O Passaporte Verde é uma iniciativa desenvolvida pelo Instituto Mato-grossense da Carne (Imac), do qual Penido é presidente, em parceria com o governo local e o setor produtivo regional.
O programa, que agora virou lei, propõe o monitoramento socioambiental completo da cadeia da pecuária em Mato Grosso, desde o nascimento do animal até o abate, incluindo a identificação dos animais de forma individual.
A adesão ao programa será obrigatória daqui a dois anos a todos os pecuaristas e frigoríficos locais, mas voluntariamente os agentes da cadeia produtiva já poderão aderir a partir de janeiro do ano que vem.
Dessa forma, os pecuaristas mato-grossenses poderão atestar que a carne local foi produzida com baixa emissão de carbono, em conformidade com a legislação ambiental e sob monitoramento.
Para Caio Penido, em entrevista ao AgFeed, o resultado é um resumo do esforço seu e do setor como um todo há mais de uma década.
“A gente acredita muito na sustentabilidade como estratégia de negócio, na sustentabilidade inserida na estratégia da carne de Mato Grosso. Não é só por agora, por estarmos em meio à COP. Estamos nessa agenda há muito tempo”, relata.

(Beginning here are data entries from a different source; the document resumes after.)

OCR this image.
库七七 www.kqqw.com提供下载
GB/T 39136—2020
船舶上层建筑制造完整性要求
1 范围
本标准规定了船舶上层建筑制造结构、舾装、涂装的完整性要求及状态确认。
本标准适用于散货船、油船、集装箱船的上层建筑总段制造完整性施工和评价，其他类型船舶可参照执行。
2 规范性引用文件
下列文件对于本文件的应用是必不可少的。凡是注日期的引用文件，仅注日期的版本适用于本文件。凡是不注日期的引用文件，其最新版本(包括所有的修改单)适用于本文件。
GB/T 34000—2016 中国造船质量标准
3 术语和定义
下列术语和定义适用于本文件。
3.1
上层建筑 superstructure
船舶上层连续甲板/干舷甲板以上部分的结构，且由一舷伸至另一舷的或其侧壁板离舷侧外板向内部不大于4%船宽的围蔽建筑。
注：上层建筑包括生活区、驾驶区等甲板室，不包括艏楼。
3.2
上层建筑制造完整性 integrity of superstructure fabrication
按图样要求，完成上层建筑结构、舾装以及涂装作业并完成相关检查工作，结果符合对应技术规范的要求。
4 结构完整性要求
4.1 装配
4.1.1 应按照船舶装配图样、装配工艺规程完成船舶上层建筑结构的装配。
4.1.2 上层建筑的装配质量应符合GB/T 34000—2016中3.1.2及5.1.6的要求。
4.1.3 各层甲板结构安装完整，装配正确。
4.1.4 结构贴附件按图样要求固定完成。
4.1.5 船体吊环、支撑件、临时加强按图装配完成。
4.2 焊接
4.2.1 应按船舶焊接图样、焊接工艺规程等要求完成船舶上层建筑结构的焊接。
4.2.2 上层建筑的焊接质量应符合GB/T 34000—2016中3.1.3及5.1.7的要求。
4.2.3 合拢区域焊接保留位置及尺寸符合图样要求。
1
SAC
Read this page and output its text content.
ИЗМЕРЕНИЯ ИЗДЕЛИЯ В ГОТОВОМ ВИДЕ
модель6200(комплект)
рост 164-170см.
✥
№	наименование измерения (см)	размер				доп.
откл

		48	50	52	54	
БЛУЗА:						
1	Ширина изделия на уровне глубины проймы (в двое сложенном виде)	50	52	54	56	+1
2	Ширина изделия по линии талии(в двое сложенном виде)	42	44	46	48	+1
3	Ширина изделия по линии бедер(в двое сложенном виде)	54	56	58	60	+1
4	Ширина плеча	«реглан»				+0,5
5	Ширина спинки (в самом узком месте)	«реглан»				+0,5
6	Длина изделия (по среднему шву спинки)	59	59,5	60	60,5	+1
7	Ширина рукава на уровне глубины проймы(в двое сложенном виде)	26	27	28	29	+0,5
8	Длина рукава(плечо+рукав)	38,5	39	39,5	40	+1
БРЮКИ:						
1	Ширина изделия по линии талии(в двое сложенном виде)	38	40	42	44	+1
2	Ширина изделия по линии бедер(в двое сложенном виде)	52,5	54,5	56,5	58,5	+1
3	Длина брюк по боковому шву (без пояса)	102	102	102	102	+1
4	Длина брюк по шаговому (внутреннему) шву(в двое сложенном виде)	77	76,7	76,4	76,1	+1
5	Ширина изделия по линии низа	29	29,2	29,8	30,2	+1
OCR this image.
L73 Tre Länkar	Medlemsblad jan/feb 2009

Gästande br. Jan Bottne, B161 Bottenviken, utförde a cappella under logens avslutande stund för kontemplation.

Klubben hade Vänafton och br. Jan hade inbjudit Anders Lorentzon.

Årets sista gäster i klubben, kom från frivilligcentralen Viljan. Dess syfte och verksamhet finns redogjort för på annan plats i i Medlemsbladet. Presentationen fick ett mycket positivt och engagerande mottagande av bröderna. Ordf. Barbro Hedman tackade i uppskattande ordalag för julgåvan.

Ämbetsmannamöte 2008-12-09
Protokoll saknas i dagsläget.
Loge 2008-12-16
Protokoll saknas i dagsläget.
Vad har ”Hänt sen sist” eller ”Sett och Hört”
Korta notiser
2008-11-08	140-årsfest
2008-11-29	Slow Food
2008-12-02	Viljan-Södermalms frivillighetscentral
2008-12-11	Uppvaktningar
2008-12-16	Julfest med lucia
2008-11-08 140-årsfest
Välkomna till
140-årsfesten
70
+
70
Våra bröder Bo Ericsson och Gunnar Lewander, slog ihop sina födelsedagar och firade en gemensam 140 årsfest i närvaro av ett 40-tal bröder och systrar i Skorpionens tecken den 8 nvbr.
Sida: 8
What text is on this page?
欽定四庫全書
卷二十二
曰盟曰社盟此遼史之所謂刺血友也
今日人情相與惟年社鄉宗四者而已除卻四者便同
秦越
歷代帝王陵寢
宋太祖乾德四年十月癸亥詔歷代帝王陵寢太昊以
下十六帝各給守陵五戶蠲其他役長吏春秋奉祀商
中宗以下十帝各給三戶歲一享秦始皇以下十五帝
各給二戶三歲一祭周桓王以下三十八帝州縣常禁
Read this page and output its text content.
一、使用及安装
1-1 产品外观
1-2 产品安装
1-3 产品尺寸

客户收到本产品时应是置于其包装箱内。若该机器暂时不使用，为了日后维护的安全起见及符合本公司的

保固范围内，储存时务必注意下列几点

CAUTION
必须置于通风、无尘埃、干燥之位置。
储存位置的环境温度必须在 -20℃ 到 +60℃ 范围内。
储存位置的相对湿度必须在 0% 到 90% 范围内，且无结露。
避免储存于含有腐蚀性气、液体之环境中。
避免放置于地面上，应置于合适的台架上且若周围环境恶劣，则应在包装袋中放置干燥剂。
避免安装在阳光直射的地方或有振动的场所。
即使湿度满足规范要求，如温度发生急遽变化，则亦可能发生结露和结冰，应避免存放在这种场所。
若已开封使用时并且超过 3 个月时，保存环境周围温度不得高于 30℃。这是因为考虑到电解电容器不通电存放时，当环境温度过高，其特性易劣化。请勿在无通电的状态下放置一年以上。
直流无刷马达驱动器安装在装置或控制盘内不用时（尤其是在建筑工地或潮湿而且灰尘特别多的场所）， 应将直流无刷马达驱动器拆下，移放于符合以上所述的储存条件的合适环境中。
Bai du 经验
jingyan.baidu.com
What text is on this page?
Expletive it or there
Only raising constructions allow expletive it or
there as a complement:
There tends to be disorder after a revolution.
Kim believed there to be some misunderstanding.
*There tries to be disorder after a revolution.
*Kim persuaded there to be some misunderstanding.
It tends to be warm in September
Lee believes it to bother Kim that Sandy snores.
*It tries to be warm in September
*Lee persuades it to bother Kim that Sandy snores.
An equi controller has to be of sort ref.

Esta não é a única novidade que o produtor trouxe à COP 30. Em primeira mão ao AgFeed, Penido revelou que está começando a testar sistemas agroflorestais (SAFs) em sua operação em Mato Grosso, a Agro Penido, que hoje possui quase 100 mil hectares.
A operação começa pequena, mas deve tomar corpo em breve. Neste mês, em cinco hectares da fazenda Darro, em Querência (MT), Penido começou a fazer um “piloto” com SAFs, modelo no qual culturas agrícolas convivem com florestas e que é considerado uma importante ferramenta de inserção de agricultura regenerativa no campo.
O projeto ainda está no princípio e a ideia, segundo Penido, é cultivar açaí, cacau, cupuaçu e baru, espécies nativas da região, com ênfase especialmente em açaí e cacau.
“Vai ser um teste, porque há um desafio imenso de mão de obra para esse tipo de cultivo”, explica o produtor rural.
Apesar do desafio, Penido já tem a pretensão de expandir esse piloto para 25 hectares da propriedade até o fim de 2026 e, se a operação deslanchar, chegar a 300 hectares ao longo de 2027.
Penido teve o insight ao perceber que poderia utilizar as certificações que conseguido para demonstrar a qualidade produtiva de sua marca de carnes, a SouBeef, que já recebeu inclusive um reconhecimento internacional da Rainforest Alliance, ONG reconhecida por suas certificações de boas práticas ambientais.
“Percebi que, se eu consegui com a SouBeef acessar esse público nichado, que quer um produto de alta qualidade, super gourmet, super premium, mas também com sustentabilidade, as mesmas certificações que eu tenho e que atendem a carne vão atender também os outros produtos”, afirma Penido.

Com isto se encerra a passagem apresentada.